Exactly One (This) Ref

Writing a messaging system, we have an entity with a “from” ref and a “to” many-cardinality ref. In classic messaging style, we want to be able to select all the messages between two individuals where no one else is in the loop. So,

Bob (to Ted): Hello
Ted (to Bob): Hello
Bob (to Ted and Carol and Alice): Did you get that thing I sent you?

So, if we’re trying to display conversations between Bob & Ted, we want to be able to say just those two, and not the messages that also pull in Carol and Alice.

I saw this which seems slightly off and a little overkill.

Might you model the conversation as a linked list?

For set logic in just datalog I have seen https://gist.github.com/eraserhd/c918cd1fa8cf06694b071c135e532125

I’m not at the point where I can really get your gist. I would have hoped there were standard ways of dealing with “many” refs. You know, select the entities with references that are exactly this, any combination of that, etc.

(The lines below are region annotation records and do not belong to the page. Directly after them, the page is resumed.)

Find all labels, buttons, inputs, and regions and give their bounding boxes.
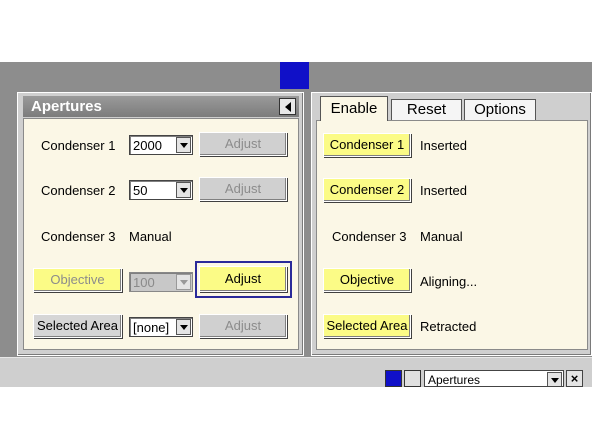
chevron-down-icon: [179, 187, 188, 193]
enable-objective-button[interactable]: Objective: [323, 268, 411, 292]
condenser-1-adjust-button[interactable]: Adjust: [199, 132, 287, 156]
objective-adjust-button[interactable]: Adjust: [199, 266, 287, 292]
collapse-panel-button[interactable]: [279, 98, 296, 115]
dropdown-arrow[interactable]: [176, 137, 191, 153]
gray-window-icon[interactable]: [404, 370, 421, 387]
objective-select[interactable]: 100: [129, 272, 193, 292]
dropdown-arrow[interactable]: [176, 274, 191, 290]
selected-area-toggle-button[interactable]: Selected Area: [33, 314, 122, 338]
condenser-2-label: Condenser 2: [41, 183, 116, 198]
selected-area-adjust-button[interactable]: Adjust: [199, 314, 287, 338]
blue-window-fragment: [280, 62, 309, 89]
condenser-1-select-value: 2000: [133, 138, 162, 153]
condenser-1-status: Inserted: [420, 138, 467, 153]
condenser-1-label: Condenser 1: [41, 138, 116, 153]
enable-condenser-2-button[interactable]: Condenser 2: [323, 178, 411, 202]
arrow-left-icon: [284, 101, 291, 112]
chevron-down-icon: [179, 142, 188, 148]
selected-area-select-value: [none]: [133, 320, 170, 335]
blue-window-icon[interactable]: [385, 370, 402, 387]
dropdown-arrow[interactable]: [176, 319, 191, 335]
dropdown-arrow[interactable]: [176, 182, 191, 198]
chevron-down-icon: [179, 279, 188, 285]
condenser-2-select[interactable]: 50: [129, 180, 193, 200]
selected-area-select[interactable]: [none]: [129, 317, 193, 337]
objective-select-value: 100: [133, 275, 155, 290]
condenser-2-status: Inserted: [420, 183, 467, 198]
close-icon[interactable]: ×: [566, 370, 583, 387]
window-selector-value: Apertures: [428, 373, 481, 387]
tab-enable[interactable]: Enable: [320, 96, 388, 121]
condenser-3-status: Manual: [420, 229, 463, 244]
tab-reset[interactable]: Reset: [391, 99, 462, 120]
chevron-down-icon: [550, 377, 559, 383]
dropdown-arrow[interactable]: [547, 372, 562, 386]
condenser-3-label: Condenser 3: [41, 229, 116, 244]
selected-area-status: Retracted: [420, 319, 477, 334]
objective-toggle-button[interactable]: Objective: [33, 268, 122, 292]
condenser-2-select-value: 50: [133, 183, 148, 198]
tab-options[interactable]: Options: [464, 99, 536, 120]
window-selector-combo[interactable]: Apertures: [424, 370, 564, 387]
enable-condenser-1-button[interactable]: Condenser 1: [323, 133, 411, 157]
condenser-3-value: Manual: [129, 229, 172, 244]
apertures-panel-title: Apertures: [23, 96, 299, 117]
objective-status: Aligning...: [420, 274, 478, 289]
condenser-3-status-label: Condenser 3: [332, 229, 407, 244]
condenser-1-select[interactable]: 2000: [129, 135, 193, 155]
chevron-down-icon: [179, 324, 188, 330]
condenser-2-adjust-button[interactable]: Adjust: [199, 177, 287, 201]
enable-selected-area-button[interactable]: Selected Area: [323, 314, 411, 338]
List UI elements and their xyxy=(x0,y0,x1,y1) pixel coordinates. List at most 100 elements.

Do I pull them all out and run counts on the result set?

Hi Blake,

What you need is a not-join clause to filter out the messages to other users. Here’s an example (schema, sample data according to your scenario, and a query):

(note: this is a scrollable div below and some of the syntax highlight is wrong):

(d/transact conn {:tx-data [{:db/ident       :person/name
                               :db/valueType   :db.type/string
                               :db/unique      :db.unique/identity
                               :db/cardinality :db.cardinality/one}
                              {:db/ident :message/id
                               :db/valueType :db.type/long
                               :db/cardinality :db.cardinality/one}
                              {:db/ident       :message/to
                               :db/valueType   :db.type/ref
                               :db/cardinality :db.cardinality/many}
                              {:db/ident       :message/from
                               :db/valueType   :db.type/ref
                               :db/cardinality :db.cardinality/one}
                              {:db/ident       :message/text
                               :db/valueType   :db.type/string
                               :db/cardinality :db.cardinality/one}]})

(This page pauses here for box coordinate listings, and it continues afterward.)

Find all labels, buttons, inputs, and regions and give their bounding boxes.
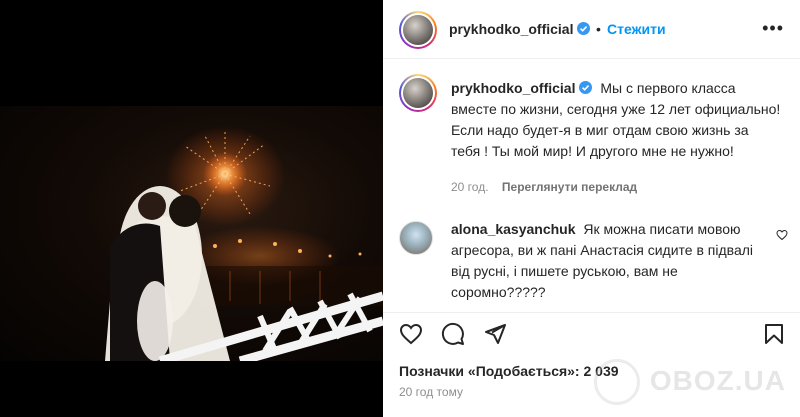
watermark-text: OBOZ.UA — [649, 365, 786, 396]
comment-text: alona_kasyanchuk Як можна писати мовою а… — [451, 219, 771, 303]
comment-icon[interactable] — [441, 322, 465, 346]
bookmark-icon[interactable] — [762, 322, 786, 346]
photo-pane — [0, 0, 383, 417]
author-username[interactable]: prykhodko_official — [449, 21, 591, 37]
caption-age[interactable]: 20 год. — [451, 180, 489, 194]
share-icon[interactable] — [483, 322, 507, 346]
verified-badge-icon — [579, 81, 593, 94]
post-photo[interactable] — [0, 106, 383, 361]
watermark-logo — [594, 359, 640, 405]
follow-button[interactable]: Стежити — [607, 21, 666, 37]
commenter-avatar[interactable] — [399, 221, 433, 255]
commenter-username[interactable]: alona_kasyanchuk — [451, 221, 576, 237]
author-avatar[interactable] — [399, 11, 437, 49]
post-header: prykhodko_official • Стежити ••• — [383, 0, 800, 59]
caption-author-username[interactable]: prykhodko_official — [451, 80, 593, 96]
likes-count[interactable]: Позначки «Подобається»: 2 039 — [399, 363, 619, 379]
post-timestamp[interactable]: 20 год тому — [399, 385, 463, 399]
post-sidebar: prykhodko_official • Стежити ••• prykhod… — [383, 0, 800, 417]
comment-like-icon[interactable] — [776, 229, 788, 241]
see-translation-button[interactable]: Переглянути переклад — [502, 180, 637, 194]
heart-icon[interactable] — [399, 322, 423, 346]
more-options-icon[interactable]: ••• — [762, 19, 784, 37]
action-bar — [383, 312, 800, 357]
caption-text: prykhodko_official Мы с первого класса в… — [451, 78, 781, 162]
caption-author-avatar[interactable] — [399, 74, 437, 112]
separator-dot: • — [596, 21, 601, 37]
wedding-fireworks-photo — [105, 126, 383, 361]
caption-meta: 20 год. Переглянути переклад — [451, 180, 637, 194]
verified-badge-icon — [577, 22, 591, 35]
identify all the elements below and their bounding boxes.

  (d/transact conn {:tx-data [{:person/name "Bob"}
                              {:person/name "Ted"}
                              {:person/name "Carol"}
                              {:person/name "Alice"}]})

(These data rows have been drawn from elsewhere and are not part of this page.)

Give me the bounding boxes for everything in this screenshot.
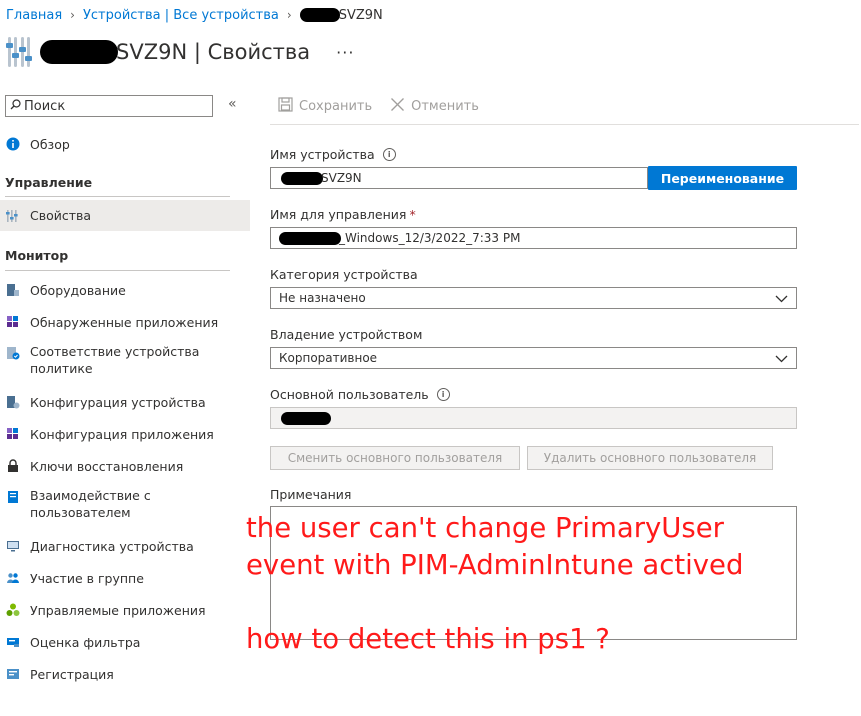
device-category-dropdown[interactable]: Не назначено [270, 287, 797, 309]
sidebar-item-user-experience[interactable]: Взаимодействие с пользователем [0, 487, 250, 523]
sidebar-item-app-config[interactable]: Конфигурация приложения [0, 424, 250, 444]
sidebar-item-compliance[interactable]: Соответствие устройства политике [0, 343, 250, 379]
sidebar-item-managed-apps[interactable]: Управляемые приложения [0, 600, 250, 620]
breadcrumb-home-link[interactable]: Главная [6, 8, 62, 23]
sidebar-item-label: Ключи восстановления [30, 458, 184, 474]
chevron-right-icon: › [286, 8, 292, 22]
sidebar-item-label: Участие в группе [30, 570, 144, 586]
enrollment-icon [5, 666, 21, 682]
sidebar-item-recovery-keys[interactable]: Ключи восстановления [0, 456, 250, 476]
chevron-right-icon: › [70, 8, 75, 22]
sidebar-item-label: Свойства [30, 208, 92, 223]
hardware-icon [5, 282, 21, 298]
lock-icon [5, 458, 21, 474]
sidebar-item-label: Диагностика устройства [30, 538, 194, 554]
sidebar-item-hardware[interactable]: Оборудование [0, 280, 250, 300]
apps-grid-icon [5, 314, 21, 330]
compliance-icon [5, 345, 21, 361]
info-icon[interactable]: i [382, 148, 396, 161]
divider [5, 270, 230, 271]
info-icon[interactable]: i [436, 388, 450, 401]
sidebar-item-properties[interactable]: Свойства [0, 200, 250, 231]
sidebar-item-label: Управляемые приложения [30, 602, 206, 618]
ownership-label: Владение устройством [270, 327, 423, 342]
management-name-label: Имя для управления * [270, 207, 416, 222]
save-label: Сохранить [299, 99, 373, 114]
sidebar-item-label: Обнаруженные приложения [30, 314, 219, 330]
breadcrumb-devices-link[interactable]: Устройства | Все устройства [83, 8, 279, 23]
info-circle-icon [5, 136, 21, 152]
app-config-icon [5, 426, 21, 442]
search-input[interactable] [24, 98, 194, 114]
redaction-mark [299, 8, 340, 22]
remove-primary-user-button[interactable]: Удалить основного пользователя [527, 446, 773, 470]
managed-apps-icon [5, 602, 21, 618]
sidebar-search[interactable] [5, 95, 213, 117]
change-primary-user-button[interactable]: Сменить основного пользователя [270, 446, 520, 470]
divider [5, 196, 230, 197]
sidebar-item-label: Конфигурация приложения [30, 426, 214, 442]
redaction-mark [281, 171, 323, 185]
filter-eval-icon [5, 634, 21, 650]
device-name-label: Имя устройства i [270, 147, 396, 162]
sidebar-item-diagnostics[interactable]: Диагностика устройства [0, 536, 250, 556]
command-bar: Сохранить Отменить [278, 97, 497, 116]
sidebar-item-label: Соответствие устройства политике [30, 344, 200, 376]
close-icon [390, 97, 405, 116]
sidebar-item-overview[interactable]: Обзор [0, 134, 250, 154]
page-title: SVZ9N | Свойства [116, 40, 311, 64]
page-header: SVZ9N | Свойства ··· [5, 34, 354, 70]
sidebar-item-label: Конфигурация устройства [30, 394, 206, 410]
chevron-down-icon [775, 355, 788, 363]
discard-button[interactable]: Отменить [390, 97, 479, 116]
device-config-icon [5, 394, 21, 410]
save-button[interactable]: Сохранить [278, 97, 372, 116]
monitor-icon [5, 538, 21, 554]
redaction-mark [40, 40, 118, 64]
breadcrumb-current: SVZ9N [299, 8, 383, 23]
required-marker: * [409, 207, 416, 222]
rename-button[interactable]: Переименование [648, 166, 797, 190]
management-name-field[interactable]: _Windows_12/3/2022_7:33 PM [270, 227, 797, 249]
sidebar-section-manage: Управление [5, 175, 93, 190]
collapse-sidebar-button[interactable]: « [228, 96, 237, 112]
divider [270, 124, 859, 125]
breadcrumb: Главная › Устройства | Все устройства › … [6, 6, 383, 24]
notes-label: Примечания [270, 487, 352, 502]
primary-user-label: Основной пользователь i [270, 387, 450, 402]
properties-sliders-icon [5, 208, 21, 224]
properties-sliders-icon [5, 37, 33, 67]
sidebar-item-group-membership[interactable]: Участие в группе [0, 568, 250, 588]
redaction-mark [281, 411, 331, 425]
primary-user-field[interactable] [270, 407, 797, 429]
sidebar-item-filter-evaluation[interactable]: Оценка фильтра [0, 632, 250, 652]
device-category-label: Категория устройства [270, 267, 418, 282]
save-disk-icon [278, 97, 293, 116]
sidebar-item-label: Оценка фильтра [30, 634, 141, 650]
chevron-down-icon [775, 295, 788, 303]
annotation-text: the user can't change PrimaryUser event … [246, 512, 744, 655]
device-name-field[interactable]: SVZ9N [270, 167, 648, 189]
ownership-dropdown[interactable]: Корпоративное [270, 347, 797, 369]
sidebar-item-label: Обзор [30, 136, 70, 152]
group-icon [5, 570, 21, 586]
search-icon [6, 99, 24, 113]
sidebar-item-discovered-apps[interactable]: Обнаруженные приложения [0, 312, 250, 332]
sidebar-section-monitor: Монитор [5, 248, 69, 263]
book-icon [5, 489, 21, 505]
redaction-mark [279, 231, 341, 245]
sidebar-item-label: Регистрация [30, 666, 114, 682]
sidebar-item-enrollment[interactable]: Регистрация [0, 664, 250, 684]
discard-label: Отменить [411, 99, 479, 114]
more-options-button[interactable]: ··· [336, 43, 354, 62]
sidebar-item-label: Оборудование [30, 282, 126, 298]
sidebar-item-device-config[interactable]: Конфигурация устройства [0, 392, 250, 412]
sidebar-item-label: Взаимодействие с пользователем [30, 488, 151, 520]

  (d/transact conn {:tx-data [{:message/id 1
                               :message/text "Hello"
                               :message/from [:person/name "Bob"]
                               :message/to #{[:person/name "Ted"]}}
                              {:message/id 2
                               :message/text "Hello"
                               :message/from [:person/name "Ted"]
                               :message/to #{[:person/name "Bob"]}}
                              {:message/id 3
                               :message/text " Did you get that thing I sent you?"
                               :message/from [:person/name "Bob"]
                               :message/to #{[:person/name "Ted"]
                                             [:person/name "Carol"]
                                             [:person/name "Alice"]}}]})

  (d/q '[:find (pull ?message [:message/id])
         :in $ ?p1 ?p2
         :where
         [?message :message/from ?p1]
         [?message :message/to ?p2]
         (not-join [?message]
           [?message :message/to ?p2]
           [?message :message/to ?p3]
           [(not= ?p2 ?p3)])]
       db [:person/name "Bob"] [:person/name "Ted"])
;; returns
[[{:message/:id 1}]]

The query selects all messages from Bob, ?p1, and to Ted, ?p2 and then removes from selection messages that are to ?p2 and ?p3, where ?p3 is not ?p2.

Thank you very much. That worked well.